Końcówka tego artykułu to są własne przemyślenia autora ? to jest totalna bzdura bo tak jak autor napisał "uśmiechanie wyzwala w mózgu hormony szczęścia" co jest prawdą i pomoże nie jednej osobie z depresją przychodzenia do pracy .
"etap ścisłego kontrolowania ludzi i walki o ich wydajność" zaraz ludzie rzucą się do buntu , kontrolowanie - bzdura , walka o wydajność zdecydowanie tak , tak więc ta akcja to na plus zależy też co z tego wyjdzie .
"Wykorzystywanie tego typu technologii ma być motywowane podnoszeniem morale pracowników"
Już widzę jak mi się podnosi morale, bo mnie do uśmiechu zmuszają. To chyba działa na masochistów.
"Pytanie brzmi, jak daleko zabrną i kto będzie kontrolował ich poczynania."
Tak daleko, jak tylko pozwoli technologia. Piękny poligon doświadczalny dla reszty świata, która później będzie wprowadzać te same rozwiązania (choć może wolniej i mniej inwazyjnie, "bo wiecie, u nas to jest wolność i demokracja, my tu dbamy o prawa człowieka, nie jak w tych Chinach"). Witamy w nowym, wspaniałym świecie.
U mnie raczej przyniosło by odwrotny skutek...
W Polsce by nie przeszło.
U nas uśmiechnięty pracownik od razu bylby oceniony, ze ma za malo roboty i sie opieprza zamiast ciezko pracować.

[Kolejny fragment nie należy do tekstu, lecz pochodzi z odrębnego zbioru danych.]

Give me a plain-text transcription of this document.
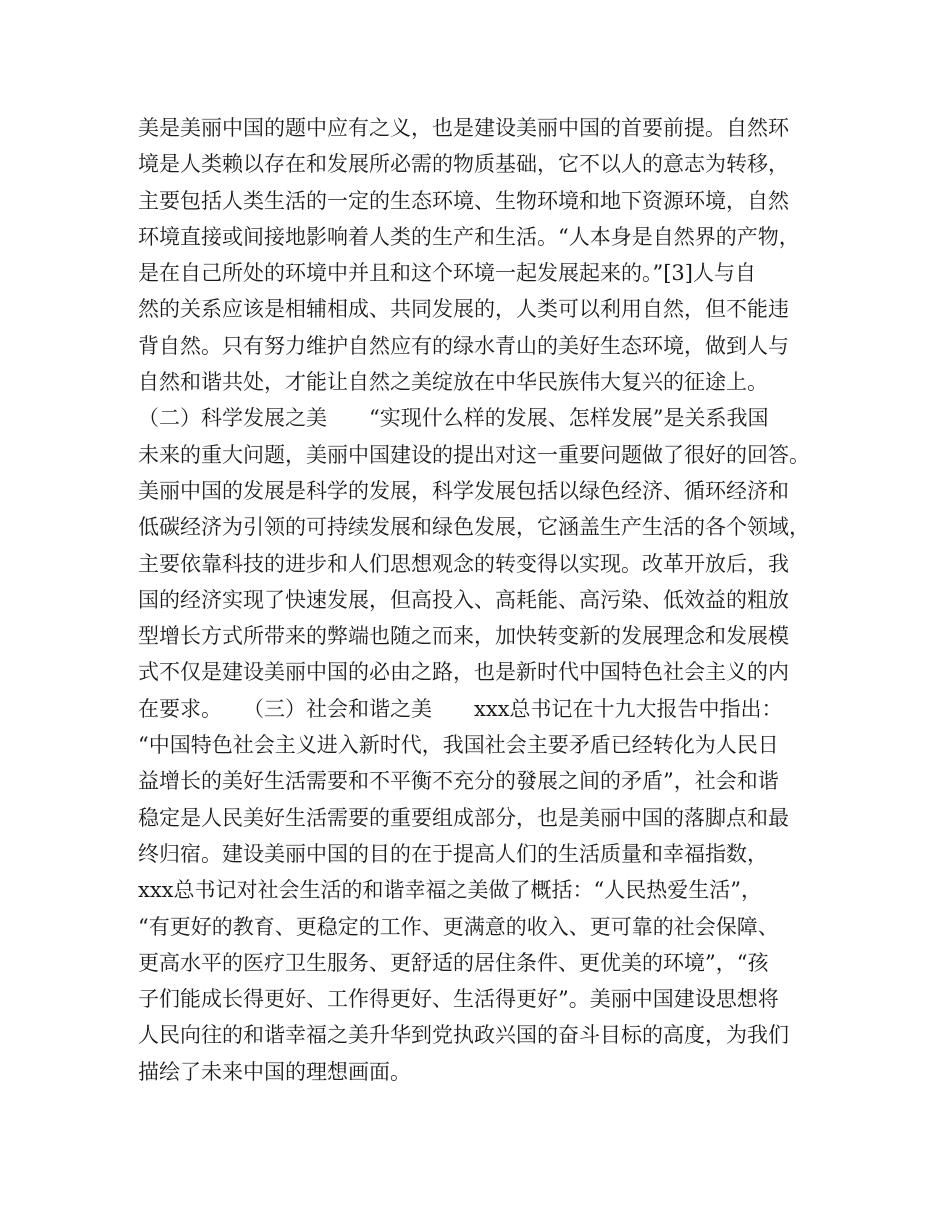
美是美丽中国的题中应有之义，也是建设美丽中国的首要前提。自然环
境是人类赖以存在和发展所必需的物质基础，它不以人的意志为转移，
主要包括人类生活的一定的生态环境、生物环境和地下资源环境，自然
环境直接或间接地影响着人类的生产和生活。“人本身是自然界的产物，
是在自己所处的环境中并且和这个环境一起发展起来的。”[3]人与自
然的关系应该是相辅相成、共同发展的，人类可以利用自然，但不能违
背自然。只有努力维护自然应有的绿水青山的美好生态环境，做到人与
自然和谐共处，才能让自然之美绽放在中华民族伟大复兴的征途上。
（二）科学发展之美　　“实现什么样的发展、怎样发展”是关系我国
未来的重大问题，美丽中国建设的提出对这一重要问题做了很好的回答。
美丽中国的发展是科学的发展，科学发展包括以绿色经济、循环经济和
低碳经济为引领的可持续发展和绿色发展，它涵盖生产生活的各个领域，
主要依靠科技的进步和人们思想观念的转变得以实现。改革开放后，我
国的经济实现了快速发展，但高投入、高耗能、高污染、低效益的粗放
型增长方式所带来的弊端也随之而来，加快转变新的发展理念和发展模
式不仅是建设美丽中国的必由之路，也是新时代中国特色社会主义的内
在要求。　　（三）社会和谐之美　　xxx总书记在十九大报告中指出：
“中国特色社会主义进入新时代，我国社会主要矛盾已经转化为人民日
益增长的美好生活需要和不平衡不充分的發展之间的矛盾”，社会和谐
稳定是人民美好生活需要的重要组成部分，也是美丽中国的落脚点和最
终归宿。建设美丽中国的目的在于提高人们的生活质量和幸福指数，
xxx总书记对社会生活的和谐幸福之美做了概括：“人民热爱生活”，
“有更好的教育、更稳定的工作、更满意的收入、更可靠的社会保障、
更高水平的医疗卫生服务、更舒适的居住条件、更优美的环境”，“孩
子们能成长得更好、工作得更好、生活得更好”。美丽中国建设思想将
人民向往的和谐幸福之美升华到党执政兴国的奋斗目标的高度，为我们
描绘了未来中国的理想画面。
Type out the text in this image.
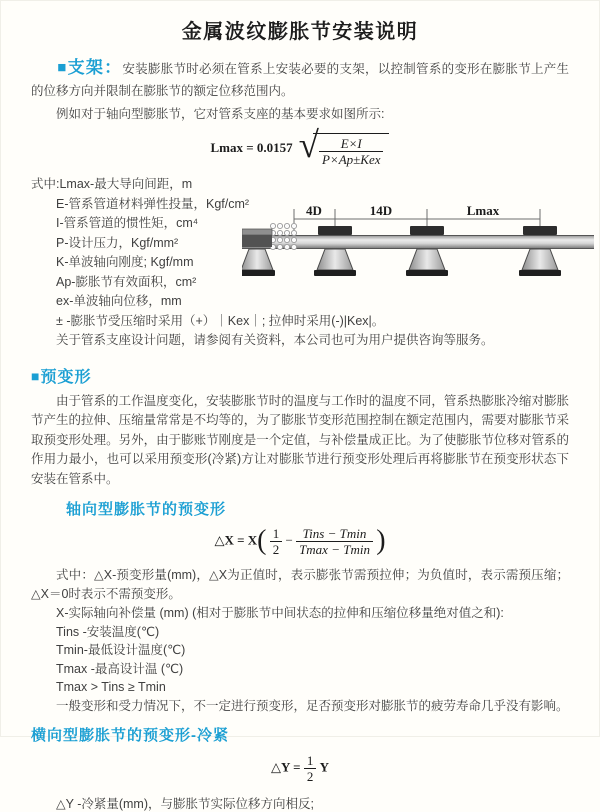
金属波纹膨胀节安装说明

■支架：安装膨胀节时必须在管系上安装必要的支架，以控制管系的变形在膨胀节上产生的位移方向并限制在膨胀节的额定位移范围内。

例如对于轴向型膨胀节，它对管系支座的基本要求如图所示:

Lmax = 0.0157 √ $\frac{E\times I}{\text{P×Ap±Kex}}$
式中:Lmax-最大导向间距，m
E-管系管道材料弹性投量，Kgf/cm²
I-管系管道的惯性矩，cm⁴
P-设计压力，Kgf/mm²
K-单波轴向刚度; Kgf/mm
Ap-膨胀节有效面积，cm²
ex-单波轴向位移，mm
± -膨胀节受压缩时采用（+）｜Kex｜; 拉伸时采用(-)|Kex|。
关于管系支座设计问题，请参阅有关资料，本公司也可为用户提供咨询等服务。
4D	14D	Lmax
■预变形

由于管系的工作温度变化，安装膨胀节时的温度与工作时的温度不同，管系热膨胀冷缩对膨胀节产生的拉伸、压缩量常常是不均等的，为了膨胀节变形范围控制在额定范围内，需要对膨胀节采取预变形处理。另外，由于膨账节刚度是一个定值，与补偿量成正比。为了使膨胀节位移对管系的作用力最小，也可以采用预变形(冷紧)方让对膨胀节进行预变形处理后再将膨胀节在预变形状态下安装在管系中。

轴向型膨胀节的预变形
△X = $X( \frac{1}{2} - \frac{\text{Tins − Tmin}}{Tmax - Tmin}$ )

式中：△X-预变形量(mm)，△X为正值时，表示膨张节需预拉伸；为负值时，表示需预压缩；△X＝0时表示不需预变形。

X-实际轴向补偿量 (mm) (相对于膨胀节中间状态的拉伸和压缩位移量绝对值之和):
Tins -安装温度(℃)
Tmin-最低设计温度(℃)
Tmax -最高设计温 (℃)
Tmax > Tins ≥ Tmin
一般变形和受力情况下，不一定进行预变形，足否预变形对膨胀节的疲劳寿命几乎没有影响。
横向型膨胀节的预变形-冷紧
△Y = $\frac{1}{2}$ Y

△Y -冷紧量(mm)，与膨胀节实际位移方向相反;
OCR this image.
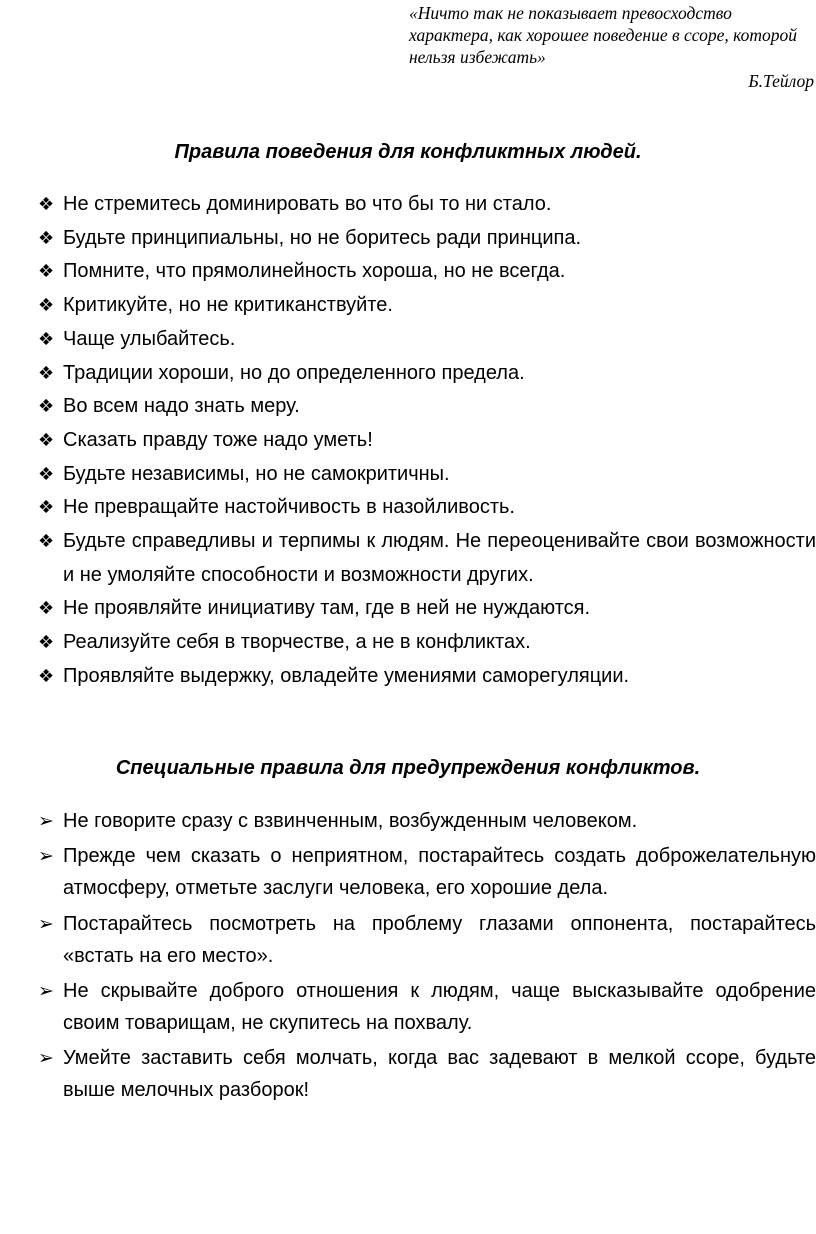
«Ничто так не показывает превосходство характера, как хорошее поведение в ссоре, которой нельзя избежать»
Б.Тейлор
Правила поведения для конфликтных людей.
❖ Не стремитесь доминировать во что бы то ни стало.
❖ Будьте принципиальны, но не боритесь ради принципа.
❖ Помните, что прямолинейность хороша, но не всегда.
❖ Критикуйте, но не критиканствуйте.
❖ Чаще улыбайтесь.
❖ Традиции хороши, но до определенного предела.
❖ Во всем надо знать меру.
❖ Сказать правду тоже надо уметь!
❖ Будьте независимы, но не самокритичны.
❖ Не превращайте настойчивость в назойливость.
❖ Будьте справедливы и терпимы к людям. Не переоценивайте свои возможности и не умоляйте способности и возможности других.
❖ Не проявляйте инициативу там, где в ней не нуждаются.
❖ Реализуйте себя в творчестве, а не в конфликтах.
❖ Проявляйте выдержку, овладейте умениями саморегуляции.
Специальные правила для предупреждения конфликтов.
➢ Не говорите сразу с взвинченным, возбужденным человеком.
➢ Прежде чем сказать о неприятном, постарайтесь создать доброжелательную атмосферу, отметьте заслуги человека, его хорошие дела.
➢ Постарайтесь посмотреть на проблему глазами оппонента, постарайтесь «встать на его место».
➢ Не скрывайте доброго отношения к людям, чаще высказывайте одобрение своим товарищам, не скупитесь на похвалу.
➢ Умейте заставить себя молчать, когда вас задевают в мелкой ссоре, будьте выше мелочных разборок!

Zmuszanie ludzi do czegoś na co nie mają ochoty na pewno zwiększa morale. Nie dość, że nie raz człowiekowi nie chce się iść do roboty, a musi to jeszcze musi szczerzyć zęby jak jest zły, czy smutny.
We Happy Few...
EDIT: Nie zauważyłem, że już ktoś to napisał, ale podejrzewam, że to pierwsze skojarzenie dla wielu ;)
[...] w Chinach [...] by zmuszać pracowników [...] Powodem ma być podnoszenie morale pracowników.
Seems legit...
„Work Hard. Have Fun. Make History”. Taki Amazon się nie pierdzieli w tańcu, po prostu pracuj ciężko na historię łysego, a nie jakieś śmiechy chichy.
Generalnie zauważyłem, że realia pokoronowe w wielu dziedzinach stały się bardziej wymagające.
Zrobiło sie ostrzej.
Wahadło odychla się na drugi biegun.
A jak ktoś w szatni powie "K...a ale mi się dzisiaj nie chce" to dyscyplinarka? :D
Jak kiedyś zacznę się uśmiechać idąc do pracy, to będzie oznaczać, że moje życie już naprawdę potoczyło się zupełnie nie tak jak powinno.
Zawód: Komornik?
Był kiedyś taki odcinek Doctora Who gdzie roboty dbające o zadowolenie ludzi zabijały tych którzy się nie uśmiechali.